There are many ways pools on Osmosis can reward liquidity mining incentives. One way is through (internal) Osmosis Liquidity Mining; Osmosis allocates 45% of its inflation to incentivize users to bond their liquidity on Osmosis. In addition, Osmosis allows for the permissionless creation of (external) liquidity mining gauges, allowing projects to add thier own rewards to further incentivize users to provide liquidity into a pool. To learn more about the Liquidity Mining modules, see: Osmosis Docs: Develop > Osmosis-core > Modules > Incentives

Current incentives

There is a spreadsheet that shows the current incentives from the Osmosis chain: https://docs.google.com/spreadsheets/d/1oEn8JtrIU1mze_3Fw4DbbxWBq6yPUM-yAoaOPxG6Y1k/edit#gid=9186761

External Incentives

External Incentives are an effective way to incentivize users to provide liquidity, as well as a great way to have the pool be considered for onboarding into the set of pools receiving (internal) Osmosis Liquidity Mining incentives. Creating an incentive gauge is permissionless, so anyone can deposit tokens into a gauge to be distributed as bonding incentives. This feature allows outside parties to augment Osmosis’ own liquidity incentive program. To learn more, see: External Incentives.
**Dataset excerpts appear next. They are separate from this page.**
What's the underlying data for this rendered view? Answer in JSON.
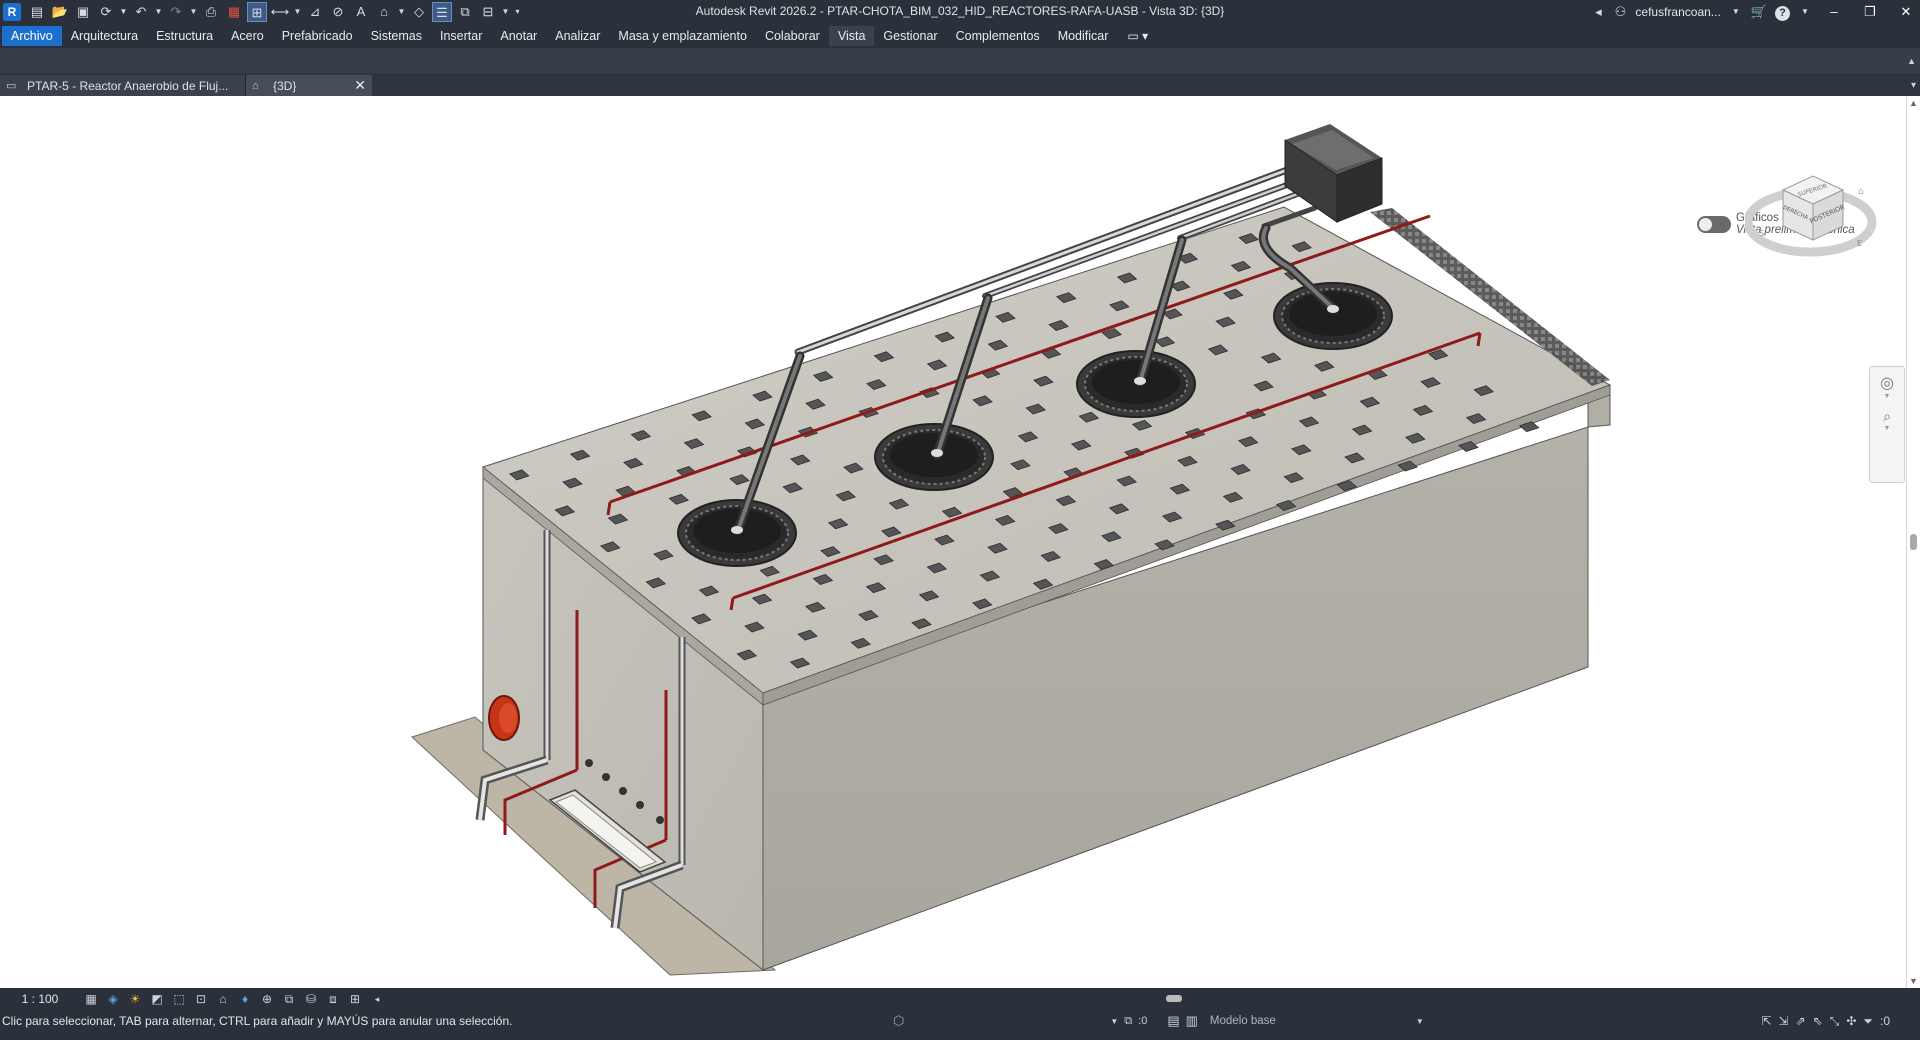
{
  "window": {
    "title": "Autodesk Revit 2026.2 - PTAR-CHOTA_BIM_032_HID_REACTORES-RAFA-UASB - Vista 3D: {3D}",
    "app_logo": "R",
    "user": "cefusfrancoan...",
    "help": "?"
  },
  "menu": {
    "tabs": [
      "Archivo",
      "Arquitectura",
      "Estructura",
      "Acero",
      "Prefabricado",
      "Sistemas",
      "Insertar",
      "Anotar",
      "Analizar",
      "Masa y emplazamiento",
      "Colaborar",
      "Vista",
      "Gestionar",
      "Complementos",
      "Modificar"
    ],
    "active": "Vista"
  },
  "view_tabs": [
    {
      "label": "PTAR-5 - Reactor Anaerobio de Fluj...",
      "icon": "plan-view-icon"
    },
    {
      "label": "{3D}",
      "icon": "home-3d-icon"
    }
  ],
  "viewport": {
    "graphics_label": "Gráficos acelerados",
    "graphics_sublabel": "Vista preliminar técnica",
    "viewcube": {
      "top": "SUPERIOR",
      "front": "POSTERIOR",
      "side": "DERECHA",
      "compass": [
        "S",
        "E"
      ]
    }
  },
  "view_control": {
    "scale": "1 : 100"
  },
  "status": {
    "message": "Clic para seleccionar, TAB para alternar, CTRL para añadir y MAYÚS para anular una selección.",
    "select_count": ":0",
    "model": "Modelo base",
    "filter_count": ":0"
  },
  "colors": {
    "chrome": "#2b313b",
    "file_tab": "#1d6fce",
    "concrete": "#c4c2b8",
    "pipe_red": "#a02020",
    "flange": "#d03020"
  }
}
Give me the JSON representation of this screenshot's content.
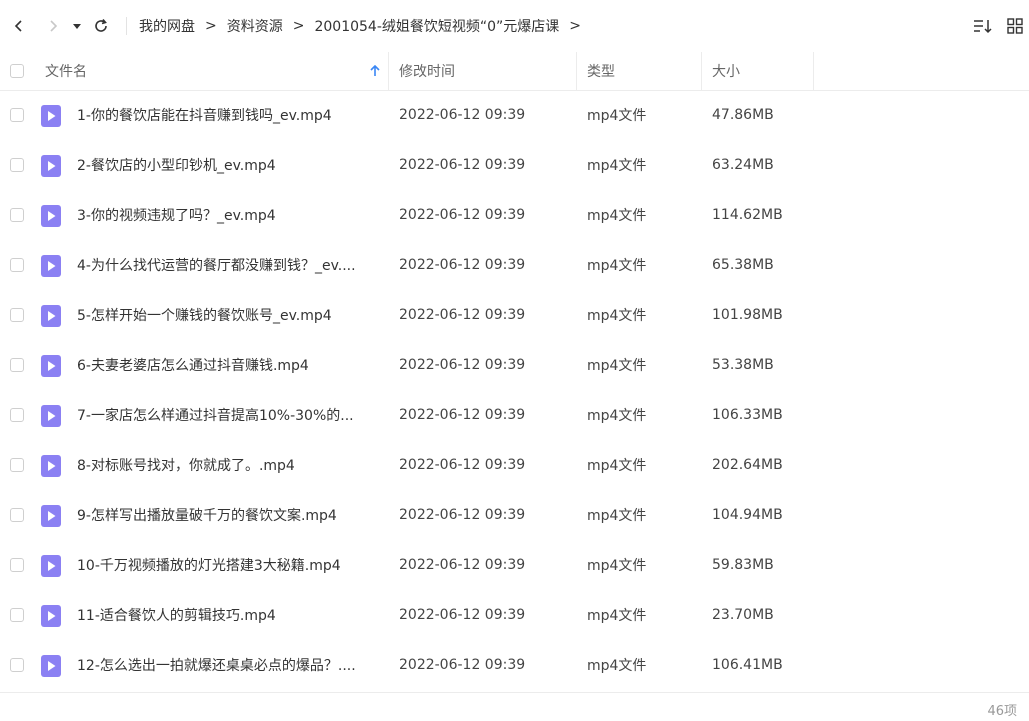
{
  "toolbar": {
    "breadcrumbs": [
      "我的网盘",
      "资料资源",
      "2001054-绒姐餐饮短视频“0”元爆店课"
    ],
    "separator": ">"
  },
  "header": {
    "name": "文件名",
    "mtime": "修改时间",
    "type": "型",
    "type_prefix": "类",
    "size": "大小"
  },
  "files": [
    {
      "name": "1-你的餐饮店能在抖音赚到钱吗_ev.mp4",
      "mtime": "2022-06-12 09:39",
      "type": "mp4文件",
      "size": "47.86MB"
    },
    {
      "name": "2-餐饮店的小型印钞机_ev.mp4",
      "mtime": "2022-06-12 09:39",
      "type": "mp4文件",
      "size": "63.24MB"
    },
    {
      "name": "3-你的视频违规了吗？_ev.mp4",
      "mtime": "2022-06-12 09:39",
      "type": "mp4文件",
      "size": "114.62MB"
    },
    {
      "name": "4-为什么找代运营的餐厅都没赚到钱？_ev....",
      "mtime": "2022-06-12 09:39",
      "type": "mp4文件",
      "size": "65.38MB"
    },
    {
      "name": "5-怎样开始一个赚钱的餐饮账号_ev.mp4",
      "mtime": "2022-06-12 09:39",
      "type": "mp4文件",
      "size": "101.98MB"
    },
    {
      "name": "6-夫妻老婆店怎么通过抖音赚钱.mp4",
      "mtime": "2022-06-12 09:39",
      "type": "mp4文件",
      "size": "53.38MB"
    },
    {
      "name": "7-一家店怎么样通过抖音提高10%-30%的...",
      "mtime": "2022-06-12 09:39",
      "type": "mp4文件",
      "size": "106.33MB"
    },
    {
      "name": "8-对标账号找对，你就成了。.mp4",
      "mtime": "2022-06-12 09:39",
      "type": "mp4文件",
      "size": "202.64MB"
    },
    {
      "name": "9-怎样写出播放量破千万的餐饮文案.mp4",
      "mtime": "2022-06-12 09:39",
      "type": "mp4文件",
      "size": "104.94MB"
    },
    {
      "name": "10-千万视频播放的灯光搭建3大秘籍.mp4",
      "mtime": "2022-06-12 09:39",
      "type": "mp4文件",
      "size": "59.83MB"
    },
    {
      "name": "11-适合餐饮人的剪辑技巧.mp4",
      "mtime": "2022-06-12 09:39",
      "type": "mp4文件",
      "size": "23.70MB"
    },
    {
      "name": "12-怎么选出一拍就爆还桌桌必点的爆品？....",
      "mtime": "2022-06-12 09:39",
      "type": "mp4文件",
      "size": "106.41MB"
    }
  ],
  "footer": {
    "count": "46项"
  },
  "colors": {
    "accent": "#3b87f5",
    "file_icon": "#8b80f3"
  }
}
It is possible to add incentives to any combination of 1-day, 7-day, and 14-day gauges. Incentives allocated to the 1-day gauge will be split among all three gauges. Incentives allocated to the 7-day gauge will be split among only the 7-day and 14-day gauges, but not to the 1-day gauge. Incentives allocated to the 14-day gauge will only be distributed to the 14-day gauge.

Currently, the only way to create an external incentive gauge is to run the create-gauge command using CLI.

Once external incentives have been added, note the gauge Id numbers and follow the procedure to Add External Incentive Gauges onto the Osmosis Zone Pools page to request to show the gauges on the Osmosis Zone Pools page.

External Incentive Matching Program

To incentivize projects to add external incentives, Osmosis governance voted to add the External Incentive Matching program. If on-chain governance approves to match external incentives for a pool, the incentives adjustment process measures the total dollar value of external incentives that have been added to the pool, matches the value in OSMO tokens, and releases that OSMO as extra liquidity mining rewards to all bonding gauges of the pool.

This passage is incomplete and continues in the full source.